We also acknowledge that important frailty-related baseline variables (e.g., BMI, ASA class, living situation, and detailed comorbidities) were not systematically recorded throughout the study period and could not be analysed, so residual confounding by patient health status and frailty cannot be excluded. Older patients are a heterogeneous population; pre-injury functional status, activity demand, cognitive function, and bone quality/osteoporosis may differ substantially even within the same age range and can materially affect both recovery trajectories and the risk–benefit balance between ORIF and acute THA. Because these domains were not consistently captured in this retrospective dataset, we could not adjust for them, and some degree of residual confounding by baseline function and physiological reserve is likely.
Finally, the external validity of our findings may be constrained by differences in healthcare systems and reimbursement policies across countries; in some settings, acute THA for acetabular fractures may not be routinely supported or financially feasible in the acute phase.
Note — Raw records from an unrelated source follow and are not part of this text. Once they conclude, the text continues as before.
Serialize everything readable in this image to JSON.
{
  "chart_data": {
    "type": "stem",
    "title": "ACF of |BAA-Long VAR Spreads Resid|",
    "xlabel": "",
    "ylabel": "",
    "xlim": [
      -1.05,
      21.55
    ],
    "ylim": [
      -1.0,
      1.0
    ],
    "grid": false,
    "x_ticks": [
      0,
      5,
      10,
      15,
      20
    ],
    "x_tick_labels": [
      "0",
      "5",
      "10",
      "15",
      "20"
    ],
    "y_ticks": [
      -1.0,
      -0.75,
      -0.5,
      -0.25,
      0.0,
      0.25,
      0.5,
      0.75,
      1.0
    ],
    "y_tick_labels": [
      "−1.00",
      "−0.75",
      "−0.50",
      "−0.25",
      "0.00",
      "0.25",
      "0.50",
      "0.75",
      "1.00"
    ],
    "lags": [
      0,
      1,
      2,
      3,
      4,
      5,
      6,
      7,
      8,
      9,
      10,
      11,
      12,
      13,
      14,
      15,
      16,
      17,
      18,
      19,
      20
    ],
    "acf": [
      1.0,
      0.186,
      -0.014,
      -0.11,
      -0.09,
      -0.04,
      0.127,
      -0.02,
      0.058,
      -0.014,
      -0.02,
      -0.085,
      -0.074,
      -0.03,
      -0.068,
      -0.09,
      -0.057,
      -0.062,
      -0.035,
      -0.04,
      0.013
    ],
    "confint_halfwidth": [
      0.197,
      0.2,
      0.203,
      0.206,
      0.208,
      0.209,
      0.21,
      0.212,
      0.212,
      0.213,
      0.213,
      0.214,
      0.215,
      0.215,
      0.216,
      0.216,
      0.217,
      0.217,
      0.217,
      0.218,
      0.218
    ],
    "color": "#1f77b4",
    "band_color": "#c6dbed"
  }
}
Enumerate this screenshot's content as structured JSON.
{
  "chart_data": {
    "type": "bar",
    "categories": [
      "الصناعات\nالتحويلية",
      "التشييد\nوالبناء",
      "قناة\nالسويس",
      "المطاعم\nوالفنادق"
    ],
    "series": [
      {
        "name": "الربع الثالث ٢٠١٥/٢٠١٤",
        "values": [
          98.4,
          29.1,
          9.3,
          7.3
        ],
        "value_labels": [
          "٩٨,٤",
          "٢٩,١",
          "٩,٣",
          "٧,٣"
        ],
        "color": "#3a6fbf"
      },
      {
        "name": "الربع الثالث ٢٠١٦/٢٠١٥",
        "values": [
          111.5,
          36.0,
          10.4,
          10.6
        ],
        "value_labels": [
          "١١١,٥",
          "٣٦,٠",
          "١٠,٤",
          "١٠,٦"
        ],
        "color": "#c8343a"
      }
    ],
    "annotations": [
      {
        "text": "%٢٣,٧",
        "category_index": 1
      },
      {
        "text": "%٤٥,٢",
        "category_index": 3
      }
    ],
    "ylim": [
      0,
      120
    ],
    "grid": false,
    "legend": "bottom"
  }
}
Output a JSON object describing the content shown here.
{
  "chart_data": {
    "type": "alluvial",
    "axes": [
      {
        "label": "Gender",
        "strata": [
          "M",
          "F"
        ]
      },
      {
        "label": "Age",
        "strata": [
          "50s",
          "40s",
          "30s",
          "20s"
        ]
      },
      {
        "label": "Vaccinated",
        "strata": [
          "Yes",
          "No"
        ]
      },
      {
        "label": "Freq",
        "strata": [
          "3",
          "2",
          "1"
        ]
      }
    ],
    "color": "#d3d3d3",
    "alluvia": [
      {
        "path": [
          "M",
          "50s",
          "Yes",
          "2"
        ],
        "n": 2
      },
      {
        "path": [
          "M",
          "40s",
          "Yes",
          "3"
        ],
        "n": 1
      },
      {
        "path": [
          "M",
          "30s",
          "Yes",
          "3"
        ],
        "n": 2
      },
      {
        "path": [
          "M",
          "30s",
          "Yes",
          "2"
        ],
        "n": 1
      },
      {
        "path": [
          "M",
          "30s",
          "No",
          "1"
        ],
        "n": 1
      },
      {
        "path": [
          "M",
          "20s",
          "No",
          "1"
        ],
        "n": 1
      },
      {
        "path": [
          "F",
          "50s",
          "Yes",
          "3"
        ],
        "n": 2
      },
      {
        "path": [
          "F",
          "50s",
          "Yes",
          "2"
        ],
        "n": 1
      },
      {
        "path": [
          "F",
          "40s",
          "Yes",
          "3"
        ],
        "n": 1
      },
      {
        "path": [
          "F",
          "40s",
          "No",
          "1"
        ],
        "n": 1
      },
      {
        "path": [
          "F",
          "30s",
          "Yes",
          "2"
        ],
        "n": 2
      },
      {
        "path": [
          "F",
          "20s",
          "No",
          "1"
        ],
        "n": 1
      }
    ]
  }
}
Therefore, our results should be interpreted primarily as evidence informing case selection and the potential benefits of a combined reconstruction-and-arthroplasty strategy, rather than as an immediately generalizable care pathway across all healthcare environments.
In particular, prospective studies should incorporate standardized assessments of frailty and baseline function (e.g., pre-injury mobility/independence), as well as objective measures of bone quality/osteoporosis, to enable risk-adjusted comparisons and more generalizable case-selection guidance. Future research should aim for larger, multicenter studies with longer follow-up durations to more definitively establish the role of C-THA in the treatment of elderly patients with acetabular fractures.
Conclusion
In conclusion, our study suggests that C-THA may be an effective method for achieving early functional recovery in elderly patients with displaced acetabular fractures. The immediate postoperative benefits, including enhanced stability and the capacity for early weight-bearing, highlight C-THA’s potential in acute treatment settings. Nonetheless, there is a pressing need for further research, especially studies that include long-term follow-up, to validate these findings and explore the long-term implications of C-THA for acetabular fractures in the elderly.